Limited experience distorts vision

Posted: Tuesday, November 12, 2002

Chris Behnke's vision of the past, present and future of America (Empire, Nov. 10) is limited to the experience of a man who has lived on this planet less than 20 years.

Related Editorial:

My Turn: One person's vision of past, present, future

He is a recent graduate of our public schools and a new indoctrinate within our University of Alaska's post-secondary education system. I would venture to guess Mr. Behnke did not refer to his respected professors before submitting his column, otherwise they may well have advised he wait until his second, or third, quarter of education.

I can empathize with Mr. Behnke. After graduating from our public school system myself I was deeply influenced by college professors who recognized their students had minds of mush ready to be molded. Fortunately, my idol took the form of a leading forensic coach who placed more importance upon his students' ability to argue both viewpoints. This required research.

Alaskan heritage is something to be proud of. We have been ahead of the Lower 48 in many ways. For instance, we voted Native Alaskans as state legislators when the Lower 48 states were still treating Natives as wards of the state, and our state constitution granted women the right to vote more than a decade before the rest of the nation.

Mr. Behnke is young, and I admire his youthful vigor. We should always question authority. Our American heritage is based upon it. Ben Franklin was a revolutionary, as were many of his peers, and I would encourage Mr.
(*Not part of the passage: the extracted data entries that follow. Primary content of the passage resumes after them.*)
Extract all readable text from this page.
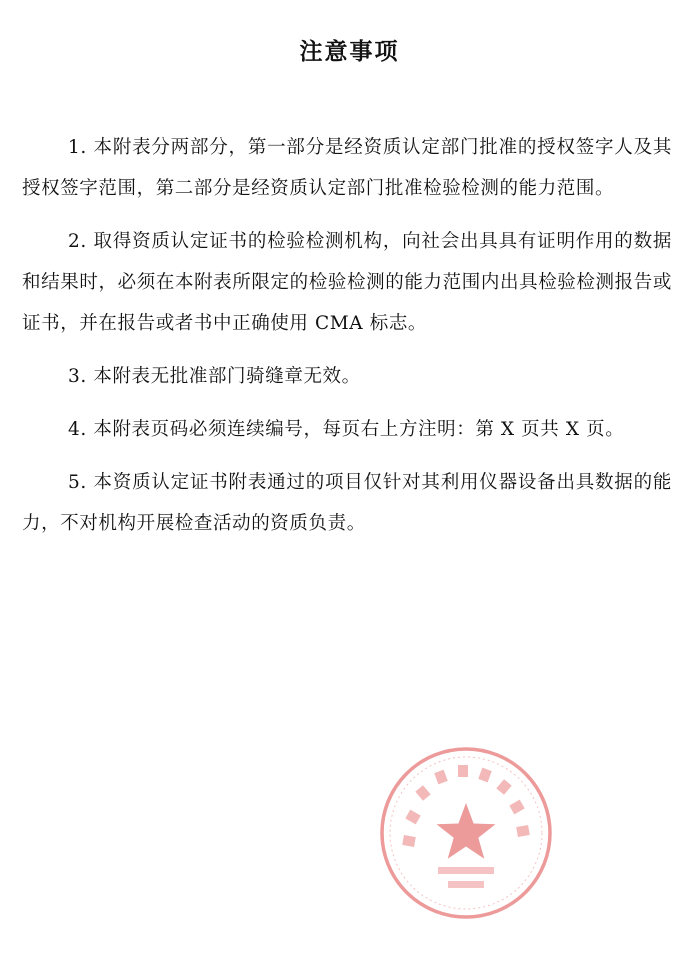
注意事项

1. 本附表分两部分，第一部分是经资质认定部门批准的授权签字人及其授权签字范围，第二部分是经资质认定部门批准检验检测的能力范围。

2. 取得资质认定证书的检验检测机构，向社会出具具有证明作用的数据和结果时，必须在本附表所限定的检验检测的能力范围内出具检验检测报告或证书，并在报告或者书中正确使用 CMA 标志。

3. 本附表无批准部门骑缝章无效。

4. 本附表页码必须连续编号，每页右上方注明：第 X 页共 X 页。

5. 本资质认定证书附表通过的项目仅针对其利用仪器设备出具数据的能力，不对机构开展检查活动的资质负责。
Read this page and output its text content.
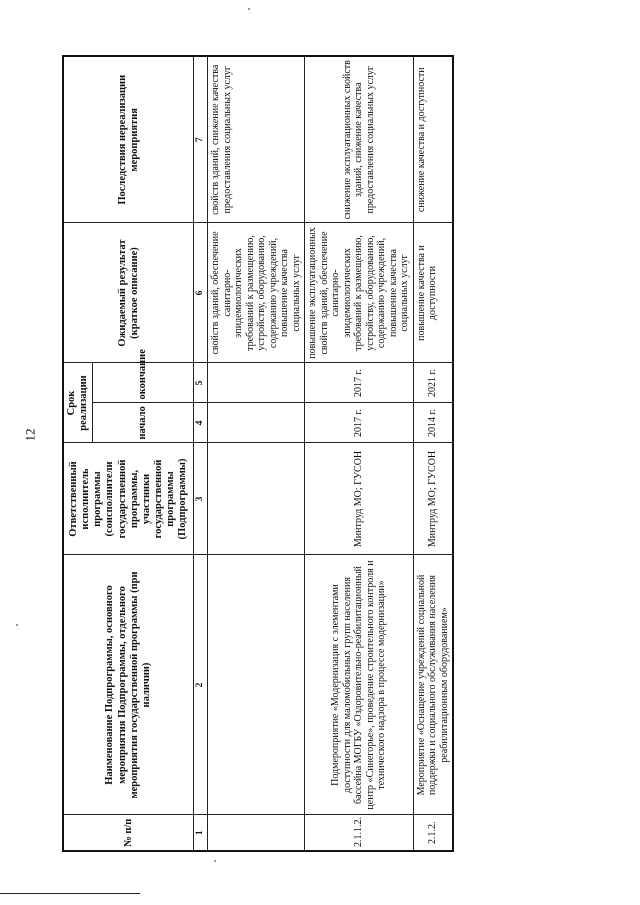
12
№ п/п	Наименование Подпрограммы, основного мероприятия Подпрограммы, отдельного мероприятия государственной программы (при наличии)	Ответственный исполнитель программы (соисполнители государственной программы, участники государственной программы (Подпрограммы)	Срок реализации		Ожидаемый результат (краткое описание)	Последствия нереализации мероприятия
			начало	окончание		
1	2	3	4	5	6	7
					свойств зданий, обеспечение санитарно-эпидемиологических требований к размещению, устройству, оборудованию, содержанию учреждений, повышение качества социальных услуг	свойств зданий, снижение качества предоставления социальных услуг
2.1.1.2.	Подмероприятие «Модернизация с элементами доступности для маломобильных групп населения бассейна МОГБУ «Оздоровительно-реабилитационный центр «Синегорье», проведение строительного контроля и технического надзора в процессе модернизации»	Минтруд МО; ГУСОН	2017 г.	2017 г.	повышение эксплуатационных свойств зданий, обеспечение санитарно-эпидемиологических требований к размещению, устройству, оборудованию, содержанию учреждений, повышение качества социальных услуг	снижение эксплуатационных свойств зданий, снижение качества предоставления социальных услуг
2.1.2.	Мероприятие «Оснащение учреждений социальной поддержки и социального обслуживания населения реабилитационным оборудованием»	Минтруд МО; ГУСОН	2014 г.	2021 г.	повышение качества и доступности	снижение качества и доступности
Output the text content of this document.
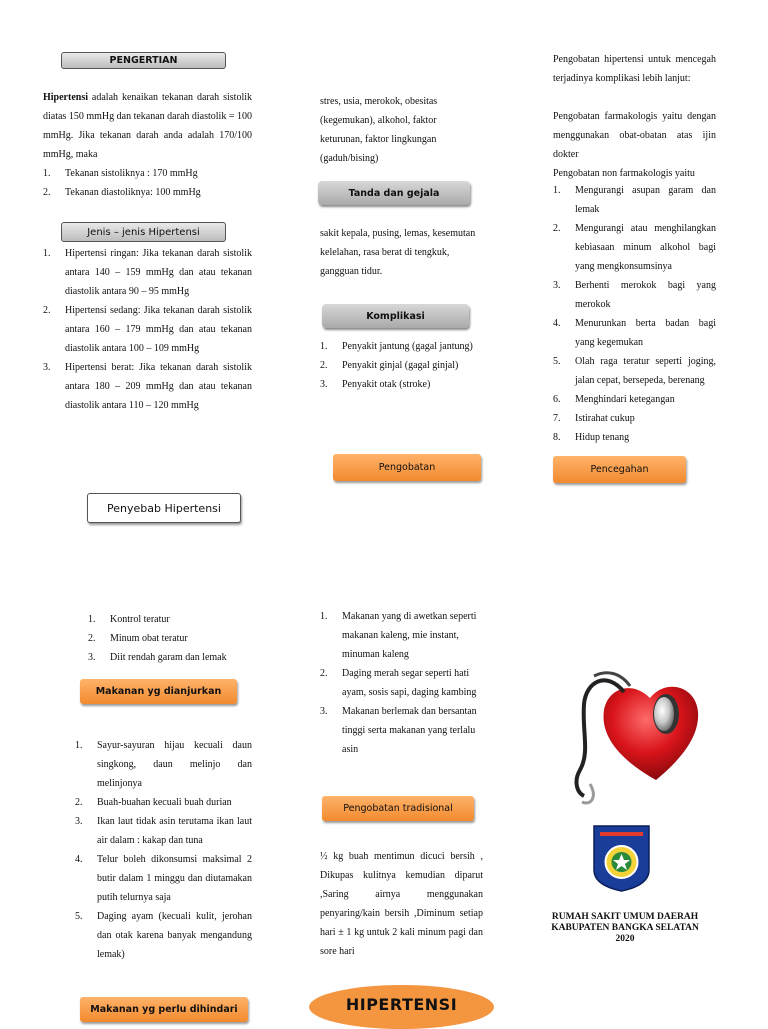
PENGERTIAN
Hipertensi adalah kenaikan tekanan darah sistolik diatas 150 mmHg dan tekanan darah diastolik = 100 mmHg. Jika tekanan darah anda adalah 170/100 mmHg, maka
1. Tekanan sistoliknya : 170 mmHg
2. Tekanan diastoliknya: 100 mmHg
Jenis – jenis Hipertensi
1. Hipertensi ringan: Jika tekanan darah sistolik antara 140 – 159 mmHg dan atau tekanan diastolik antara 90 – 95 mmHg
2. Hipertensi sedang: Jika tekanan darah sistolik antara 160 – 179 mmHg dan atau tekanan diastolik antara 100 – 109 mmHg
3. Hipertensi berat: Jika tekanan darah sistolik antara 180 – 209 mmHg dan atau tekanan diastolik antara 110 – 120 mmHg
Penyebab Hipertensi
stres, usia, merokok, obesitas (kegemukan), alkohol, faktor keturunan, faktor lingkungan (gaduh/bising)
Tanda dan gejala
sakit kepala, pusing, lemas, kesemutan kelelahan, rasa berat di tengkuk, gangguan tidur.
Komplikasi
1. Penyakit jantung (gagal jantung)
2. Penyakit ginjal (gagal ginjal)
3. Penyakit otak (stroke)
Pengobatan
Pengobatan hipertensi untuk mencegah terjadinya komplikasi lebih lanjut:
Pengobatan farmakologis yaitu dengan menggunakan obat-obatan atas ijin dokter
Pengobatan non farmakologis yaitu
1. Mengurangi asupan garam dan lemak
2. Mengurangi atau menghilangkan kebiasaan minum alkohol bagi yang mengkonsumsinya
3. Berhenti merokok bagi yang merokok
4. Menurunkan berta badan bagi yang kegemukan
5. Olah raga teratur seperti joging, jalan cepat, bersepeda, berenang
6. Menghindari ketegangan
7. Istirahat cukup
8. Hidup tenang
Pencegahan
1. Kontrol teratur
2. Minum obat teratur
3. Diit rendah garam dan lemak
Makanan yg dianjurkan
1. Sayur-sayuran hijau kecuali daun singkong, daun melinjo dan melinjonya
2. Buah-buahan kecuali buah durian
3. Ikan laut tidak asin terutama ikan laut air dalam : kakap dan tuna
4. Telur boleh dikonsumsi maksimal 2 butir dalam 1 minggu dan diutamakan putih telurnya saja
5. Daging ayam (kecuali kulit, jerohan dan otak karena banyak mengandung lemak)
Makanan yg perlu dihindari
1. Makanan yang di awetkan seperti makanan kaleng, mie instant, minuman kaleng
2. Daging merah segar seperti hati ayam, sosis sapi, daging kambing
3. Makanan berlemak dan bersantan tinggi serta makanan yang terlalu asin
Pengobatan tradisional
½ kg buah mentimun dicuci bersih , Dikupas kulitnya kemudian diparut ,Saring airnya menggunakan penyaring/kain bersih ,Diminum setiap hari ± 1 kg untuk 2 kali minum pagi dan sore hari
HIPERTENSI
RUMAH SAKIT UMUM DAERAH
KABUPATEN BANGKA SELATAN
2020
Behnke to espouse his views. But in doing so he had best be prepared for a response.

In his My Turn column Mr. Behnke oft uses the term "proud" in a sarcastic manner. His point, of course, is to highlight the shortcomings of our American heritage, and there are certainly some low points. But we have yet to drag women into public squares for beheading, as in Iraq, nor has our Supreme Court decreed that the innocent be gang-raped for the sins of a relative, as in Iran.

This world is an ugly place, in many respects, which may explain why so many are seeking the safe haven of our United States. "Nationalism" is not an ugly term for Americans. On the contrary, is it not a reflection of the democratic process?

In regards to material wealth, I would ask Mr. Behnke why in the world he is attending a university if not to ensure his own?